Granted, car chases led by Dominic Toretto and the romantic affairs of beautiful vampires are not the only films to draw inspiration from the Rio de Janeiro shores, and many filmmakers have looked to the naturally cinematic landscape of Copacabana for their productions. Carlos Saldanha’s Oscar-nominated Rio (2011) sees macaw bird Blu (Jesse Eisenberg) embark on an adventure that takes him and his troupe through Rio’s most famous beauty spots—Copacabana included, of course. In 1979, James Bond himself took a trip to Brazil in Moonraker, with Roger Moore featuring in an adrenaline-inducing scene at the Sugar Loaf cable car, where one can get some of the most breathtaking views of the city’s beaches.
The neighborhood of Copacabana is heavily featured in Fernando Meirelles and Kátia Lund’s City of God (2002), regularly considered one of best Brazilian movies of all time—and one of former U.S. President Barack Obama’s personal favorites. Iconic French actor Jean-Paul Belmondo paraded through the Copacabana sand in That Man From Rio (1964) while one of the most iconic American stars of all-time, Mick Jagger, shot the 1985 cult movie Running Out of Luck on Brazilian soil, 21 years before The Rolling Stones played to an audience of 1.5 million people in Copacabana Beach, one of the biggest free concerts in history and a moment now etched in rock 'n' roll history.

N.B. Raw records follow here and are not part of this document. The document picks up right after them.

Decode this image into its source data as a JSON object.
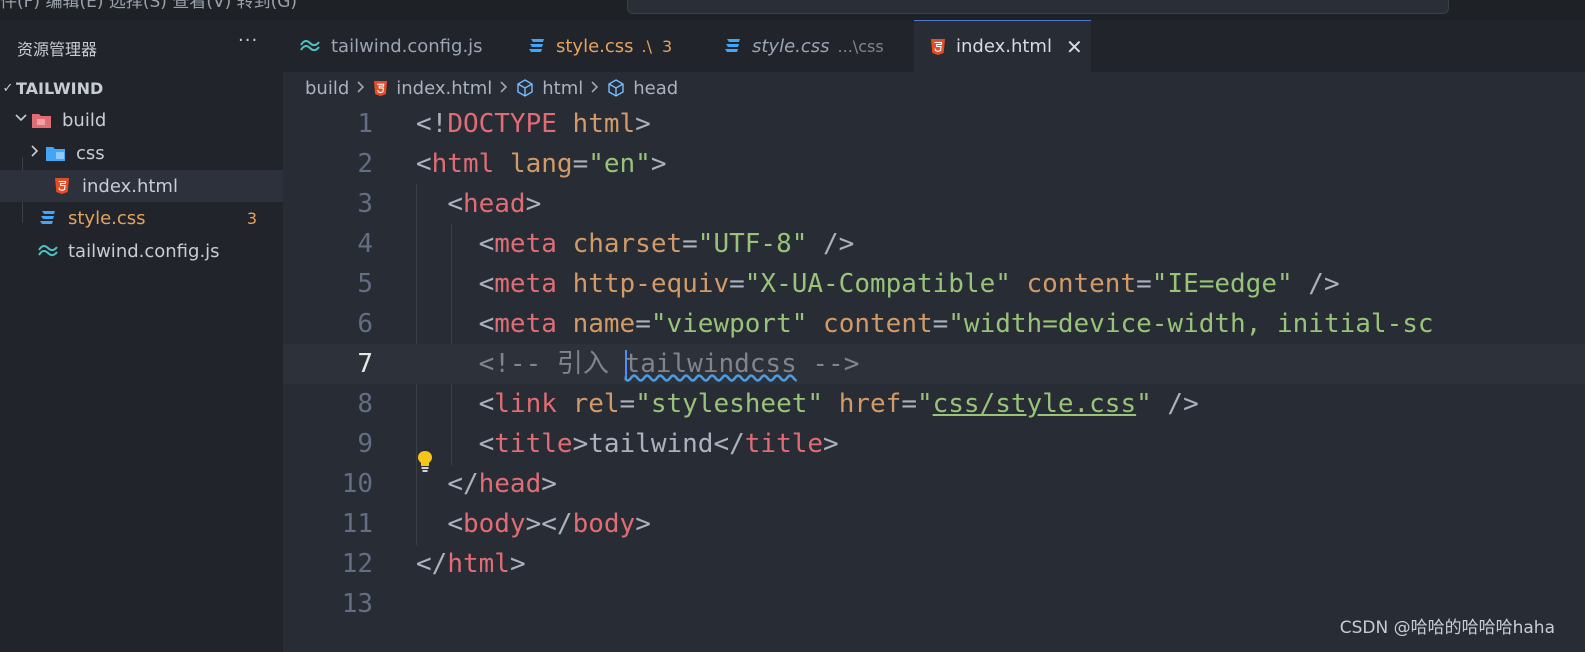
{
  "menubar": {
    "text": "件(F)  编辑(E)  选择(S)  查看(V)  转到(G)"
  },
  "sidebar": {
    "title": "资源管理器",
    "more": "···",
    "root": "TAILWIND",
    "items": [
      {
        "label": "build"
      },
      {
        "label": "css"
      },
      {
        "label": "index.html"
      },
      {
        "label": "style.css",
        "badge": "3"
      },
      {
        "label": "tailwind.config.js"
      }
    ]
  },
  "tabs": [
    {
      "label": "tailwind.config.js"
    },
    {
      "label": "style.css",
      "extra": ".\\",
      "count": "3"
    },
    {
      "label": "style.css",
      "extra": "...\\css"
    },
    {
      "label": "index.html",
      "close": "✕"
    }
  ],
  "breadcrumb": {
    "parts": [
      "build",
      "index.html",
      "html",
      "head"
    ]
  },
  "editor": {
    "line_numbers": [
      "1",
      "2",
      "3",
      "4",
      "5",
      "6",
      "7",
      "8",
      "9",
      "10",
      "11",
      "12",
      "13"
    ],
    "current_line": 7,
    "code": {
      "l1": {
        "open": "<!",
        "doctype": "DOCTYPE",
        "space": " ",
        "html": "html",
        "close": ">"
      },
      "l2": {
        "open": "<",
        "tag": "html",
        "sp": " ",
        "attr": "lang",
        "eq": "=",
        "val": "\"en\"",
        "close": ">"
      },
      "l3": {
        "indent": "  ",
        "open": "<",
        "tag": "head",
        "close": ">"
      },
      "l4": {
        "indent": "    ",
        "open": "<",
        "tag": "meta",
        "sp": " ",
        "attr": "charset",
        "eq": "=",
        "val": "\"UTF-8\"",
        "close": " />"
      },
      "l5": {
        "indent": "    ",
        "open": "<",
        "tag": "meta",
        "sp": " ",
        "attr1": "http-equiv",
        "eq1": "=",
        "val1": "\"X-UA-Compatible\"",
        "sp2": " ",
        "attr2": "content",
        "eq2": "=",
        "val2": "\"IE=edge\"",
        "close": " />"
      },
      "l6": {
        "indent": "    ",
        "open": "<",
        "tag": "meta",
        "sp": " ",
        "attr1": "name",
        "eq1": "=",
        "val1": "\"viewport\"",
        "sp2": " ",
        "attr2": "content",
        "eq2": "=",
        "val2": "\"width=device-width, initial-sc"
      },
      "l7": {
        "indent": "    ",
        "comment_start": "<!-- 引入 ",
        "comment_word": "tailwindcss",
        "comment_end": " -->"
      },
      "l8": {
        "indent": "    ",
        "open": "<",
        "tag": "link",
        "sp": " ",
        "attr1": "rel",
        "eq1": "=",
        "val1": "\"stylesheet\"",
        "sp2": " ",
        "attr2": "href",
        "eq2": "=",
        "q1": "\"",
        "url": "css/style.css",
        "q2": "\"",
        "close": " />"
      },
      "l9": {
        "indent": "    ",
        "open": "<",
        "tag": "title",
        "close1": ">",
        "text": "tailwind",
        "open2": "</",
        "tag2": "title",
        "close2": ">"
      },
      "l10": {
        "indent": "  ",
        "open": "</",
        "tag": "head",
        "close": ">"
      },
      "l11": {
        "indent": "  ",
        "open": "<",
        "tag": "body",
        "mid": "></",
        "tag2": "body",
        "close": ">"
      },
      "l12": {
        "open": "</",
        "tag": "html",
        "close": ">"
      }
    }
  },
  "watermark": "CSDN @哈哈的哈哈哈haha"
}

Copacabana Palace itself has been a prominent location in cinema, with Oscar-winning actor Jean Dujardin parading through its lobby in Michel Hazanavicius’ OSS 117: Lost in Rio (2010) and Bill Pullman and Charlotte Rampling shooting at the grand hotel for Jonathan Nossiter’s 2010 Rio Sex Comedy. Another national classic to be shot at the Palace was Ruy Guerra’s The Unscrupulous Ones, which played at the prestigious Berlin International Film Festival in 1962.
Be it as a glitzy backdrop, shooting location or providing accommodation for beautiful Hollywood bon-vivants seeking glamorous refuge, Copacabana Palace’s history is deeply intertwined with that of cinema, both at a national and international level.
And, lucky for us, the hotel’s wonders are not exclusively reserved for big screen stars.